UESPI - Universidade Estadual do Piauí — Prova 2021
Ana Maria, 20 anos, foi diagnosticada com Lúpus Eritematoso Sistêmico (LES) há 6 meses com poliartrite inflamatória, lesões fotossensíveis em face, edema de membros inferiores, hipertensão arterial sistêmica além de proteinúria e hematúria no sumário de urina. Dra. Fernanda, reumatologista da paciente, desconfiou de nefrite lúpica. Quais exames deveriam estar com resultados alterados para confirmar a suspeição diagnóstica de nefrite lúpica?
Nefrite Lúpica = Anti-dsDNA (+) e ↓ complemento sérico (C3/C4).
A nefrite lúpica é uma das manifestações mais graves do LES. A suspeita clínica surge com alterações urinárias (proteinúria, hematúria) e é confirmada laboratorialmente pela presença de anticorpos anti-DNA de dupla hélice (anti-dsDNA) e consumo do complemento (C3 e C4 baixos), que refletem a atividade imunológica da doença.

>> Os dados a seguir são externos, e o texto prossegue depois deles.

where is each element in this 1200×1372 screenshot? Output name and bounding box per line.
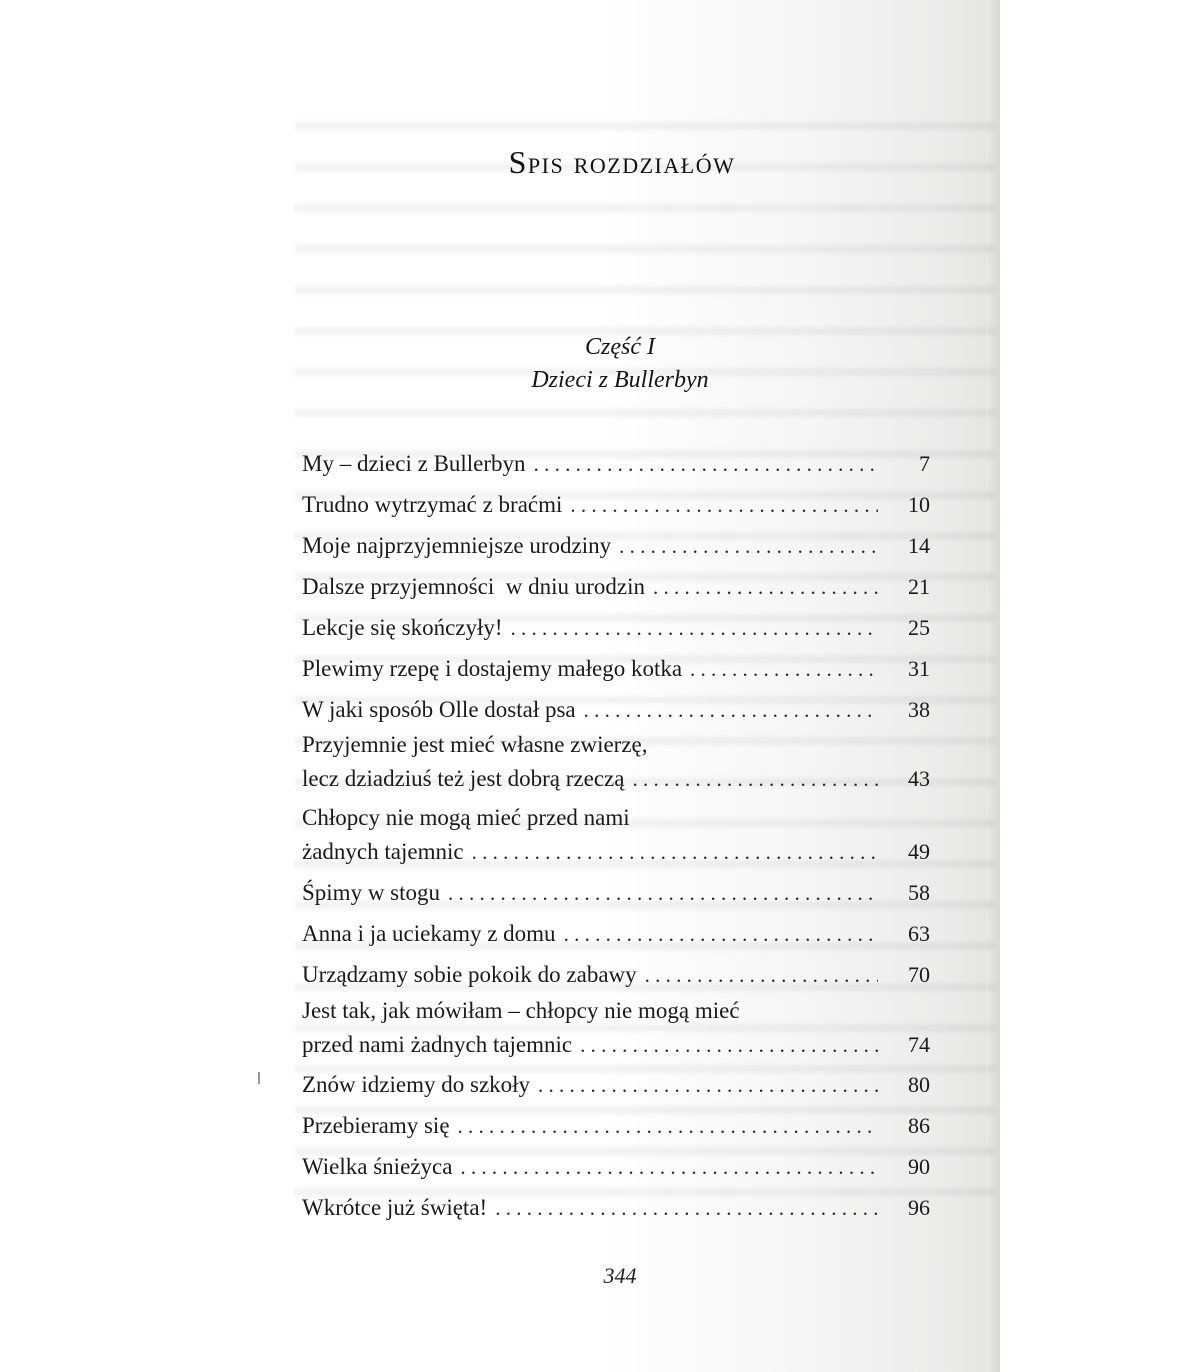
- toc-entry-title: Wkrótce już święta!: [302, 1195, 488, 1220]
- toc-entry: [302, 1068, 930, 1102]
- page-number-folio: 344: [603, 1263, 637, 1288]
- toc-page-number: 14: [908, 533, 930, 558]
- toc-entry-title: Śpimy w stogu: [302, 880, 441, 905]
- toc-entry: [302, 994, 930, 1062]
- toc-entry: [302, 611, 930, 645]
- leader-dots: [472, 835, 878, 869]
- toc-page-number: 63: [908, 921, 930, 946]
- toc-entry-title: Anna i ja uciekamy z domu: [302, 921, 556, 946]
- toc-entry-title-line: Chłopcy nie mogą mieć przed nami: [302, 805, 630, 830]
- toc-page-number: 43: [908, 766, 930, 791]
- toc-entry-title-line: lecz dziadziuś też jest dobrą rzeczą: [302, 766, 625, 791]
- toc-page-number: 25: [908, 615, 930, 640]
- leader-dots: [534, 447, 878, 481]
- toc-page-number: 38: [908, 697, 930, 722]
- toc-entry: [302, 801, 930, 869]
- toc-entry-title: Znów idziemy do szkoły: [302, 1072, 531, 1097]
- toc-entry-title: Plewimy rzepę i dostajemy małego kotka: [302, 656, 683, 681]
- part-number: Część I: [585, 334, 655, 360]
- toc-page-number: 58: [908, 880, 930, 905]
- toc-page-number: 90: [908, 1154, 930, 1179]
- toc-entry-title: Dalsze przyjemności w dniu urodzin: [302, 574, 645, 599]
- toc-page-number: 21: [908, 574, 930, 599]
- leader-dots: [511, 611, 878, 645]
- toc-entry-title-line: Jest tak, jak mówiłam – chłopcy nie mogą mieć: [302, 998, 740, 1023]
- page-title: Spis rozdziałów: [508, 144, 736, 180]
- leader-dots: [653, 570, 878, 604]
- toc-entry-title: W jaki sposób Olle dostał psa: [302, 697, 576, 722]
- toc-entry: [302, 958, 930, 992]
- toc-entry-title: Przebieramy się: [302, 1113, 450, 1138]
- toc-page-number: 49: [908, 839, 930, 864]
- toc-entry: [302, 447, 930, 481]
- toc-entry: [302, 529, 930, 563]
- toc-entry: [302, 488, 930, 522]
- toc-entry-title: Moje najprzyjemniejsze urodziny: [302, 533, 612, 558]
- toc-entry: [302, 693, 930, 727]
- toc-page-number: 86: [908, 1113, 930, 1138]
- leader-dots: [538, 1068, 878, 1102]
- part-title: Dzieci z Bullerbyn: [531, 367, 709, 393]
- leader-dots: [570, 488, 878, 522]
- toc-entry: [302, 728, 930, 796]
- leader-dots: [690, 652, 878, 686]
- toc-entry-title: Lekcje się skończyły!: [302, 615, 503, 640]
- toc-entry-title-line: Przyjemnie jest mieć własne zwierzę,: [302, 732, 648, 757]
- leader-dots: [645, 958, 878, 992]
- leader-dots: [448, 876, 878, 910]
- toc-page-number: 7: [919, 451, 930, 476]
- toc-page-number: 31: [908, 656, 930, 681]
- toc-page-number: 74: [908, 1032, 930, 1057]
- toc-entry-title-line: przed nami żadnych tajemnic: [302, 1032, 573, 1057]
- toc-page-number: 70: [908, 962, 930, 987]
- toc-page-number: 10: [908, 492, 930, 517]
- toc-page-number: 96: [908, 1195, 930, 1220]
- toc-page-number: 80: [908, 1072, 930, 1097]
- leader-dots: [580, 1028, 878, 1062]
- toc-entry-title: My – dzieci z Bullerbyn: [302, 451, 526, 476]
- leader-dots: [460, 1150, 878, 1184]
- leader-dots: [632, 762, 878, 796]
- leader-dots: [458, 1109, 878, 1143]
- toc-entry: [302, 570, 930, 604]
- leader-dots: [584, 693, 878, 727]
- toc-entry-title-line: żadnych tajemnic: [302, 839, 464, 864]
- toc-entry: [302, 876, 930, 910]
- leader-dots: [564, 917, 878, 951]
- toc-entry: [302, 1191, 930, 1225]
- toc-entry: [302, 652, 930, 686]
- leader-dots: [619, 529, 878, 563]
- toc-entry-title: Wielka śnieżyca: [302, 1154, 453, 1179]
- toc-entry-title: Trudno wytrzymać z braćmi: [302, 492, 563, 517]
- toc-entry: [302, 1150, 930, 1184]
- toc-entry-title: Urządzamy sobie pokoik do zabawy: [302, 962, 637, 987]
- leader-dots: [495, 1191, 878, 1225]
- toc-entry: [302, 1109, 930, 1143]
- paper-speck: [258, 1072, 260, 1084]
- toc-entry: [302, 917, 930, 951]
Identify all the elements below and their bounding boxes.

A nefrite lúpica é uma das complicações mais graves do Lúpus Eritematoso Sistêmico (LES), afetando até 60% dos pacientes e sendo uma das principais causas de morbimortalidade. Sua identificação precoce e manejo adequado são cruciais para preservar a função renal e melhorar o prognóstico. A suspeita clínica surge em pacientes com LES que desenvolvem alterações urinárias como proteinúria e hematúria, ou deterioração da função renal. O diagnóstico laboratorial da nefrite lúpica é fortemente sugerido pela presença de anticorpos anti-DNA de dupla hélice (anti-dsDNA) em títulos elevados e pela diminuição dos níveis séricos de complemento (C3 e C4). Esses marcadores refletem a atividade imunológica da doença, com os complexos imunes se depositando nos glomérulos e ativando a cascata do complemento, levando à inflamação e dano renal. A biópsia renal é o padrão-ouro para classificar a nefrite lúpica e guiar o tratamento. O tratamento da nefrite lúpica envolve imunossupressores potentes, como corticosteroides, micofenolato de mofetila ou ciclofosfamida, dependendo da classe histológica e da gravidade. O objetivo é induzir a remissão e prevenir a progressão para doença renal crônica terminal. O acompanhamento regular da função renal, proteinúria e marcadores imunológicos é essencial para monitorar a resposta ao tratamento e detectar recidivas.
Os principais marcadores são o anticorpo anti-DNA de dupla hélice (anti-dsDNA) positivo e a diminuição dos níveis séricos de complemento (C3 e C4), que indicam atividade da doença.
O complemento sérico diminui devido ao seu consumo nos complexos imunes que se depositam nos glomérulos renais, ativando a cascata do complemento e causando inflamação.
Manifestações clínicas incluem proteinúria (geralmente > 0,5g/24h), hematúria (com ou sem cilindros), edema, hipertensão arterial e elevação da creatinina sérica.